今日の試合だけでいえば手応えはないです。ただこの試合以前のプレシーズンを戦ってきたなかでは、やることしっかりやれば結果は出るというふうに僕は思ったんで、そこからブレずにいかないといけない。


――序盤グラウンドでは何が起こっていたか


何なんすかね。ただここ2試合くらい、目の前のプレーをおろそかにしちゃっているんですよね。なんで多分気持ちが焦りすぎてやろうやろうとしているのが逆に空回りしているような感じの場面があった。そこがしっかりできるようになれば、メンバー変えるのか、色々と方法はあると思いますが。また次の試合で修正できるようにしたい。


――点差を詰めて前半を終えましたがハーフタイムでの指示は?


勝つために何をしないといけないかを伝えました。ただ今日に関してはすべてが後手なんですよ。ラインアウトもモールも一本もトライとれていないけど、ああいうディフェンスしてくるというのがわかっておきながら、僕らもわかっていてその1週間の準備で、しっかり遂行できなかったのはコーチング側の責任でもあるし、相手より先回りの仕事をしなければならない。我々も自分たちにベクトルを向けないといけないし選手たちに要求する分、自分立ちの質もあげていかないといけない。


――試合後は選手たちに何か伝えたか


ゲームのは入りがああだとゲームプランが遂行できない。いろいろ準備していたのが全くできなかった。こういう試合になってしまうのは今シーズン全試合でありえる。しっかりマインドセットもって、特にスタートをどうやって自分たちがゲームを支配するためにどういうプレーが必要で、どういう態度でというのもやっていかないといけないと話をしました。


イーグルス 梶村祐介

監督がおっしゃったようにこういうゲームでああいう入りをすると、なかなかゲーム中に自分たちの流れを取り戻すのは難しいですし、こういう結果になってしまうなというのを改めて感じました。

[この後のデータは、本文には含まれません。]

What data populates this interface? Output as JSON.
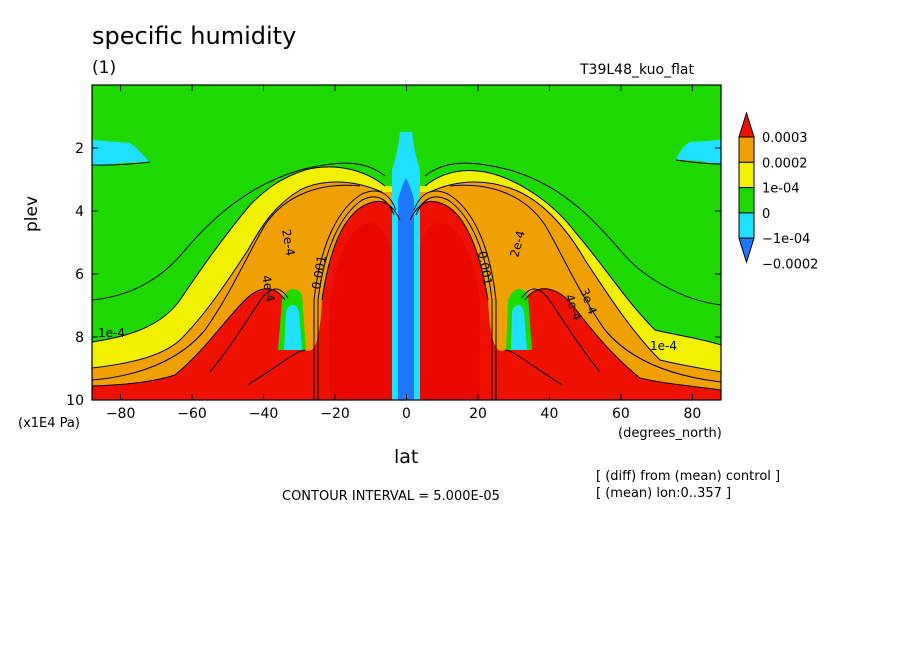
{
  "title": "specific humidity",
  "subtitle": "(1)",
  "run_label": "T39L48_kuo_flat",
  "contour_interval": "CONTOUR INTERVAL = 5.000E-05",
  "notes": [
    "[ (diff) from (mean) control ]",
    "[ (mean) lon:0..357 ]"
  ],
  "chart_data": {
    "type": "heatmap",
    "title": "specific humidity",
    "subtitle": "(1)",
    "xlabel": "lat",
    "x_unit": "(degrees_north)",
    "ylabel": "plev",
    "y_unit": "(x1E4 Pa)",
    "xlim": [
      -88,
      88
    ],
    "ylim": [
      10,
      0
    ],
    "y_inverted": true,
    "x_ticks": [
      -80,
      -60,
      -40,
      -20,
      0,
      20,
      40,
      60,
      80
    ],
    "x_tick_labels": [
      "−80",
      "−60",
      "−40",
      "−20",
      "0",
      "20",
      "40",
      "60",
      "80"
    ],
    "y_ticks": [
      2,
      4,
      6,
      8,
      10
    ],
    "y_tick_labels": [
      "2",
      "4",
      "6",
      "8",
      "10"
    ],
    "contour_interval": 5e-05,
    "contour_labels": [
      "1e-4",
      "2e-4",
      "4e-4",
      "3e-4",
      "0.001"
    ],
    "colorbar": {
      "levels": [
        -0.0002,
        -0.0001,
        0,
        0.0001,
        0.0002,
        0.0003
      ],
      "labels": [
        "−0.0002",
        "−1e-04",
        "0",
        "1e-04",
        "0.0002",
        "0.0003"
      ],
      "colors": [
        "#1e78ff",
        "#20e0ff",
        "#1ed900",
        "#f0f000",
        "#f0a000",
        "#ee1000"
      ],
      "extend": "both"
    },
    "field_description_regions": {
      "background": 0,
      "tropics_lower_troposphere": "> 0.0003",
      "equator_column": "-0.0001 to -0.0002",
      "subtropics_30deg_lower": "0 to -0.0001"
    }
  }
}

ディフェンスのところでは自分たちはいいプランをもっていると思っていますし、ただ根本的な一人ひとりのマインドやアティチュードというところの準備がたりなかったというのは感じています。今シーズンどこに勝つのも簡単じゃないし、どこのチームと試合するときも絶対接戦になると思っているんで、自分たちの準備、そして選手一人一人が危機感もって試合に対して臨まないといけないなとは感じました。




――序盤の失点グラウンドでは何か起きていた?


試合の入りの部分でいうと一つ一つのコリジョンで少しずつ押されてゲインラインとられて、ディフェンスが内に寄せられて、外のスペースでゲインされるというシーンが続いていたんで、自分立ちのディフェンスシステムのベースは、コリジョンで勝っていかないといけないんで、そこのベースが最初の10分で崩れたというところが今日の敗因かなと思います。


――ディフェンスについて試合中どのように修正していこうと話していたか。


まずはコリジョンのところ、そこで自分たちからゲインラインをとりにいこうと話をしていました。そこで自分たちのリズムを作れば、相手はキックを蹴ってきて、自分たちのアタックする時間が増えるという考えでいました。最初のコリジョンで負けると自分たちのシステムは機能しなくなるのでやるべきところ、変えていかなければいけないところはもう明確なんで次の試合にむけてしっかり修正していきたい。

ゴール前のモール、押しきれなかったイーグルス

ゴール前のモール、押しきれなかったイーグルス


――試合後どんな話をしたか


自分たちのラグビーをする上でグラウンド場で一人でもレイジーなプレーをしだすとこういう展開になってしまうという話をしました。自分たちのボールを動かすラグビーをするためには(試合に)出ている選手がサボらない、どんどんボールに触りたい、そういう欲を出さないと自分たちのラグビーはできないと思っているんで、今日は態度の部分が足りなかったなと思っています。来週ホームなんで、そこでしっかりといい試合、勝ちゲームをファンの方に届けようという話をしました。